Given a new data problem, how do you decide whether to use a list, dict, or set?
Choose a list when order matters and you need indexed access or duplicates. Choose a dict when you need to map keys to values and look up by key in O(1). Choose a set when you need uniqueness, fast membership testing, or set-algebra operations. Getting this choice wrong usually means either incorrect results (keeping duplicates when you needed uniqueness) or avoidable O(n) lookups.
How to think about it
How a strong candidate frames this
This is a design question, not a syntax question. The interviewer wants to hear you reason about access patterns — how the data will be used — not just list the features of each type. Start with the question “what do I need to do with this data?” and let the answer drive the choice.
Decision criteria
| Question | Answer | Use |
|---|---|---|
| Do I need order or positional access? | Yes | list |
| Do I need duplicates? | Yes | list |
| Do I need to look up by a key? | Yes | dict |
| Do I need to associate extra data with each key? | Yes | dict |
| Do I only need membership, uniqueness, or set algebra? | Yes | set |
| Do I need iteration in insertion order? | Yes | list or dict (ordered from 3.7+) |
Concrete examples with the reasoning
# list — ordered pipeline of records to process sequentially
events = [{"ts": 1, "action": "click"}, {"ts": 2, "action": "buy"}]

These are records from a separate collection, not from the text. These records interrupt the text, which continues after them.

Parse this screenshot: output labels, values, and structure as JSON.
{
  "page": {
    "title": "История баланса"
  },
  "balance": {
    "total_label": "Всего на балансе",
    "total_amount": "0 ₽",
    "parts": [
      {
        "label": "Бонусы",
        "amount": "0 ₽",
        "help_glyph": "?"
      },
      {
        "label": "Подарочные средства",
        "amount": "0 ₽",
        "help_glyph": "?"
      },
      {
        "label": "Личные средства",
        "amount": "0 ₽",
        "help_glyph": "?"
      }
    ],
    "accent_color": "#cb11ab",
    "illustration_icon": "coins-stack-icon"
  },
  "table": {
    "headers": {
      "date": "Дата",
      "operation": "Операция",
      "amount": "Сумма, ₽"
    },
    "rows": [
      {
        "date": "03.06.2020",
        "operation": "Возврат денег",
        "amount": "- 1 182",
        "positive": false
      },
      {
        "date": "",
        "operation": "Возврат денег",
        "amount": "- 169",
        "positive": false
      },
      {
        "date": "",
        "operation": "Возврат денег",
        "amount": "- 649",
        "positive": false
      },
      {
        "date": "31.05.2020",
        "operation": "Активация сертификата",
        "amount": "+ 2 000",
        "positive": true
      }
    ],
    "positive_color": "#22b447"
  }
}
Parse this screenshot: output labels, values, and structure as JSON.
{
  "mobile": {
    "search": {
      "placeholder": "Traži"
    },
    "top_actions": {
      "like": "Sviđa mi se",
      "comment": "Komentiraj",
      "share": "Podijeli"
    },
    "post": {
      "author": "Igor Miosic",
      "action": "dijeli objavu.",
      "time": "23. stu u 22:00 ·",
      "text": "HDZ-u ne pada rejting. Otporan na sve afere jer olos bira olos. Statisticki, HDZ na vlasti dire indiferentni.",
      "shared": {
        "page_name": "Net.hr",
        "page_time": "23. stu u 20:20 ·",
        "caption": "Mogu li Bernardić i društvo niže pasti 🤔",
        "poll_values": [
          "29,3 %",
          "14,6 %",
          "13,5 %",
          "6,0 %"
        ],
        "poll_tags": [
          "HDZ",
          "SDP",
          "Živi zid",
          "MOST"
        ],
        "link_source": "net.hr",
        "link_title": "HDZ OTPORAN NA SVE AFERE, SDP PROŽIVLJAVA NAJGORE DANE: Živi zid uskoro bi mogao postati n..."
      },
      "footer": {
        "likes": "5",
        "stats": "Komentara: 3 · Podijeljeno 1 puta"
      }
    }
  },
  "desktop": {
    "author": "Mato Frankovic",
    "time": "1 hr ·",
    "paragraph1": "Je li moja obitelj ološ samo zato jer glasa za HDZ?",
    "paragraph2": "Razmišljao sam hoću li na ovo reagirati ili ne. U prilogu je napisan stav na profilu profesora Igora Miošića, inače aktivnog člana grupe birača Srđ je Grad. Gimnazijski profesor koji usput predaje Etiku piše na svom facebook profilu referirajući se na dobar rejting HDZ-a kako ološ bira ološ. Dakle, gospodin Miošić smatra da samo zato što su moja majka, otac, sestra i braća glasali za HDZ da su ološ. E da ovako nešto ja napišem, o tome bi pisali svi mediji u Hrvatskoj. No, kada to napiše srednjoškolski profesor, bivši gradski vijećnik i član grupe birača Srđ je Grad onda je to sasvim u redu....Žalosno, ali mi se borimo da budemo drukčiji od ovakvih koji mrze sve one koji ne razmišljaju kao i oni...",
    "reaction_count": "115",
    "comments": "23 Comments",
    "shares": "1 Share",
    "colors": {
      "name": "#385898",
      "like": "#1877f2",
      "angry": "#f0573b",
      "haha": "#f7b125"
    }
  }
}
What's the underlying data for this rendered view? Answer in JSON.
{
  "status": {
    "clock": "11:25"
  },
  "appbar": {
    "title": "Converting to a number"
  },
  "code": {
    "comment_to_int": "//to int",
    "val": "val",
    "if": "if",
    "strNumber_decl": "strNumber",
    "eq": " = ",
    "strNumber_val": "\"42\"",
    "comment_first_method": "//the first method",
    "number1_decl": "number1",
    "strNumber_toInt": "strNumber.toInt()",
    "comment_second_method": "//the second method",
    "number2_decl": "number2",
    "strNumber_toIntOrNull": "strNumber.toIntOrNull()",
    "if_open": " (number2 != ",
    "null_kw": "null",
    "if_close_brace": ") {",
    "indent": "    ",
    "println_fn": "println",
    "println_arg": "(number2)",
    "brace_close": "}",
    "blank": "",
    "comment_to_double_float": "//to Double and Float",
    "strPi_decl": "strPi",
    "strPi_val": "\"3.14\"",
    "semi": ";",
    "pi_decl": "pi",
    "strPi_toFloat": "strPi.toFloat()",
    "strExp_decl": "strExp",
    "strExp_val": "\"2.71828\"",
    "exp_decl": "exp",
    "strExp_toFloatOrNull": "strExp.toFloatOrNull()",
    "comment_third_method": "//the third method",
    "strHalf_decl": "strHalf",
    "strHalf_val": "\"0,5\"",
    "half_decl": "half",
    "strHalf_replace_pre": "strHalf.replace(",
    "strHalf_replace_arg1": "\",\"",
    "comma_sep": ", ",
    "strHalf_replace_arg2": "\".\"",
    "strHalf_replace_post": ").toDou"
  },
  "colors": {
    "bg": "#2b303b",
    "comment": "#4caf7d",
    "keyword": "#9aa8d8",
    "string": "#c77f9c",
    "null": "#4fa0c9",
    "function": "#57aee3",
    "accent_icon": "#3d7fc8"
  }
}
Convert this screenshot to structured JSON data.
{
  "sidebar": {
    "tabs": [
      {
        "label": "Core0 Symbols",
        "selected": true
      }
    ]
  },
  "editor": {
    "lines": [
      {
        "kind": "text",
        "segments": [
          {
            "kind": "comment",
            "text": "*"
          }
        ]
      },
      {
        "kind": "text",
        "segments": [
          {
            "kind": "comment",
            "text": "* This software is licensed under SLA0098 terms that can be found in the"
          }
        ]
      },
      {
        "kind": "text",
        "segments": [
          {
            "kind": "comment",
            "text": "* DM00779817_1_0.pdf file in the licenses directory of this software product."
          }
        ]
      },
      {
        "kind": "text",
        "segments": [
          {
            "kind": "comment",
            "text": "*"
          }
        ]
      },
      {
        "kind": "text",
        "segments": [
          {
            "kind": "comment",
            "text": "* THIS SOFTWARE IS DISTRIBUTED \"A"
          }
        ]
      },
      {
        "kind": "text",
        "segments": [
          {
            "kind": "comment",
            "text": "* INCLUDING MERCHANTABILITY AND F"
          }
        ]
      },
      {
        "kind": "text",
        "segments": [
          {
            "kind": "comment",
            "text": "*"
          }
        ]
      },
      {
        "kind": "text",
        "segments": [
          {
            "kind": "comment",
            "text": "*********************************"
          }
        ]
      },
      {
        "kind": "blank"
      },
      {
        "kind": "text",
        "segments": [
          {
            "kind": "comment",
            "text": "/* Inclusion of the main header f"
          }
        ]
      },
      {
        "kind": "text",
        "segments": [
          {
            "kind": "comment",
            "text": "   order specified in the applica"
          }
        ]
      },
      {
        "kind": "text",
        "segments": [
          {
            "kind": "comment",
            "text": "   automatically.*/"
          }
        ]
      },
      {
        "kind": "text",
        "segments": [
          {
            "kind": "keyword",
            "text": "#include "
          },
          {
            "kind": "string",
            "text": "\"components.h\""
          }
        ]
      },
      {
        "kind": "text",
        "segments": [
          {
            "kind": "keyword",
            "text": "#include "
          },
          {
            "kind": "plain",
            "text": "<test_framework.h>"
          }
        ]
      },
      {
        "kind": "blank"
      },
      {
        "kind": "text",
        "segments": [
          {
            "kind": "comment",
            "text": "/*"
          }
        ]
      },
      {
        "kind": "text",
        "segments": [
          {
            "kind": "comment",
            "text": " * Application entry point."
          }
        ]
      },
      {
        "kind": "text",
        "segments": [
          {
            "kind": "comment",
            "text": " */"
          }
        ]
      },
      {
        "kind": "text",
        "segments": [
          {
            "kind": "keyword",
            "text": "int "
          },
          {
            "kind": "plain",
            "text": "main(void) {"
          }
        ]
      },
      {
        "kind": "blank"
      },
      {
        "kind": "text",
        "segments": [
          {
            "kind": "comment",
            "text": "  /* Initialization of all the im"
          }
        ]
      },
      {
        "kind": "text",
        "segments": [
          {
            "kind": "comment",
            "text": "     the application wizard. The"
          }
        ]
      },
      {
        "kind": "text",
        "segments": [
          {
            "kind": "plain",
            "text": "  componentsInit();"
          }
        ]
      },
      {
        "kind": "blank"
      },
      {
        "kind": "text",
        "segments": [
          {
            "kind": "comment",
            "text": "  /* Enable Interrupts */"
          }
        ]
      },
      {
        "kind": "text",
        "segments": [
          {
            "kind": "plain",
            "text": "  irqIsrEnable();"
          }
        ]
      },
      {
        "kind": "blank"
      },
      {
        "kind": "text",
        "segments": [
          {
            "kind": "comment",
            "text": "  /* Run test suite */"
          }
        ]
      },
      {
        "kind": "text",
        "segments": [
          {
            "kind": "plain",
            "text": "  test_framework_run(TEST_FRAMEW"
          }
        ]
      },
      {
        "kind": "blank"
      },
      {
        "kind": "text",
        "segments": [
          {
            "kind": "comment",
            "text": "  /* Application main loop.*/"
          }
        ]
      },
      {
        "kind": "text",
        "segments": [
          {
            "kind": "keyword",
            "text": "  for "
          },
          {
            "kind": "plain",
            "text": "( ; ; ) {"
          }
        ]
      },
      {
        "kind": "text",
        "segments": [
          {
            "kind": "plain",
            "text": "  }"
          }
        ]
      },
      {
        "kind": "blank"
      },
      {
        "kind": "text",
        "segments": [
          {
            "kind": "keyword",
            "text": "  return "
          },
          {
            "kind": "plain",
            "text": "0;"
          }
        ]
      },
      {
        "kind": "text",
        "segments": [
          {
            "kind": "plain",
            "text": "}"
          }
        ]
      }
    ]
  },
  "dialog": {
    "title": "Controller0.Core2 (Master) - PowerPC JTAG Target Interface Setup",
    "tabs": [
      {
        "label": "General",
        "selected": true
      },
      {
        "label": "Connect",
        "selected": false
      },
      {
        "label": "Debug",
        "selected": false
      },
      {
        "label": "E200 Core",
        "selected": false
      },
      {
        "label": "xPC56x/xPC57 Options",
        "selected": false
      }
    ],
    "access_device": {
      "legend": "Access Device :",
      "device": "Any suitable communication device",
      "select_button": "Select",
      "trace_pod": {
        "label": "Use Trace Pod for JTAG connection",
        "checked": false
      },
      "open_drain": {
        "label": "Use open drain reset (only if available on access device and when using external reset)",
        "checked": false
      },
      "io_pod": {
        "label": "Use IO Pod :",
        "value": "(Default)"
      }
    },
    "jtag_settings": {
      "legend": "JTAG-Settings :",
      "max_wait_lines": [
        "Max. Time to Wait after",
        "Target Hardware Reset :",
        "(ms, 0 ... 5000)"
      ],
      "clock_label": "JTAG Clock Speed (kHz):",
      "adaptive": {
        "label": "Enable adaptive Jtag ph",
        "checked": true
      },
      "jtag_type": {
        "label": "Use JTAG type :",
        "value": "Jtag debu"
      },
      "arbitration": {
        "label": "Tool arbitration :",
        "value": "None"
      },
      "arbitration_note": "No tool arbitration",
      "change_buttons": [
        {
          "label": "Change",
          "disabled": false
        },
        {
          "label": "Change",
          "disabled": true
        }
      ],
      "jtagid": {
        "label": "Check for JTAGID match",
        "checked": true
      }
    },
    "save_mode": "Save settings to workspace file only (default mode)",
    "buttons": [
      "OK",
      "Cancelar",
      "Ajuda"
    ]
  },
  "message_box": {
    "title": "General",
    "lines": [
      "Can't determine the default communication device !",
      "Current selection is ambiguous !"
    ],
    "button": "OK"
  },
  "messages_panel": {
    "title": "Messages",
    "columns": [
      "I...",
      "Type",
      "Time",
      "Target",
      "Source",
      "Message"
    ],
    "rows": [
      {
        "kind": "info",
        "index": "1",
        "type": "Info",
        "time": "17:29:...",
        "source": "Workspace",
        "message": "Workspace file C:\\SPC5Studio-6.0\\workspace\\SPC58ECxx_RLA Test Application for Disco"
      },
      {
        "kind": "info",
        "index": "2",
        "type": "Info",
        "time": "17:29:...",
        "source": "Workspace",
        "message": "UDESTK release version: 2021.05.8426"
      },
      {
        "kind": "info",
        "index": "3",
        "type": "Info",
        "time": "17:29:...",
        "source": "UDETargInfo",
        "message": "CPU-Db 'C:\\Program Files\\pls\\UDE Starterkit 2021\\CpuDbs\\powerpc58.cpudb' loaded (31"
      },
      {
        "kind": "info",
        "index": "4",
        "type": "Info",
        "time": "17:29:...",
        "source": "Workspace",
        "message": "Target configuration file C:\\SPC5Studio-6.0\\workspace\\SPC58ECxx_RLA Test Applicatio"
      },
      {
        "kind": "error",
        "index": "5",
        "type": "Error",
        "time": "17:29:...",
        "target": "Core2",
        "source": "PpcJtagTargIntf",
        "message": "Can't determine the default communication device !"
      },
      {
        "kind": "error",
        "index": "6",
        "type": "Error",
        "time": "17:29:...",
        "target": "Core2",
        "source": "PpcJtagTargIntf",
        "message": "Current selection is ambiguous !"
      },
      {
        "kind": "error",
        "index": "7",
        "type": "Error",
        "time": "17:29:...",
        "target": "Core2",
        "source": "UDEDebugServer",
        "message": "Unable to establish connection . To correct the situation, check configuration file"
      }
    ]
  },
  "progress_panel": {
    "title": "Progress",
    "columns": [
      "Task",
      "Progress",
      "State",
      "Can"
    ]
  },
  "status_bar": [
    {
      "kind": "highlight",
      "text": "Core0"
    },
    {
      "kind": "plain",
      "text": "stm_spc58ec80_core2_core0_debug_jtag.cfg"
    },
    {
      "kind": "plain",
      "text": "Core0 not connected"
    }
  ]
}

# dict — O(1) lookup: given a user_id, get their profile
user_profiles = {user["id"]: user for user in raw_users}
profile = user_profiles[42] # O(1) regardless of how many users
# set — deduplicate & test membership at O(1)
seen_ids = set()
for record in stream:
if record["id"] in seen_ids: # O(1) — far faster than `in list`
continue
seen_ids.add(record["id"])
process(record)
Interactive demo — see the O(1) vs O(n) difference
Replace list membership checks with a set
This is the single most impactful swap in data pipelines:
# O(n) per check — slow for large lists
valid_codes = ["USD", "EUR", "GBP", "JPY"]
if code in valid_codes: # linear scan every time
...
# O(1) per check — hash lookup
valid_codes = {"USD", "EUR", "GBP", "JPY"}
if code in valid_codes:
...
When you need both lookup and order
Use a dict (Python 3.7+ dicts preserve insertion order) or collections.OrderedDict for clarity. If you need sorted key access, sortedcontainers.SortedDict provides O(log n) operations.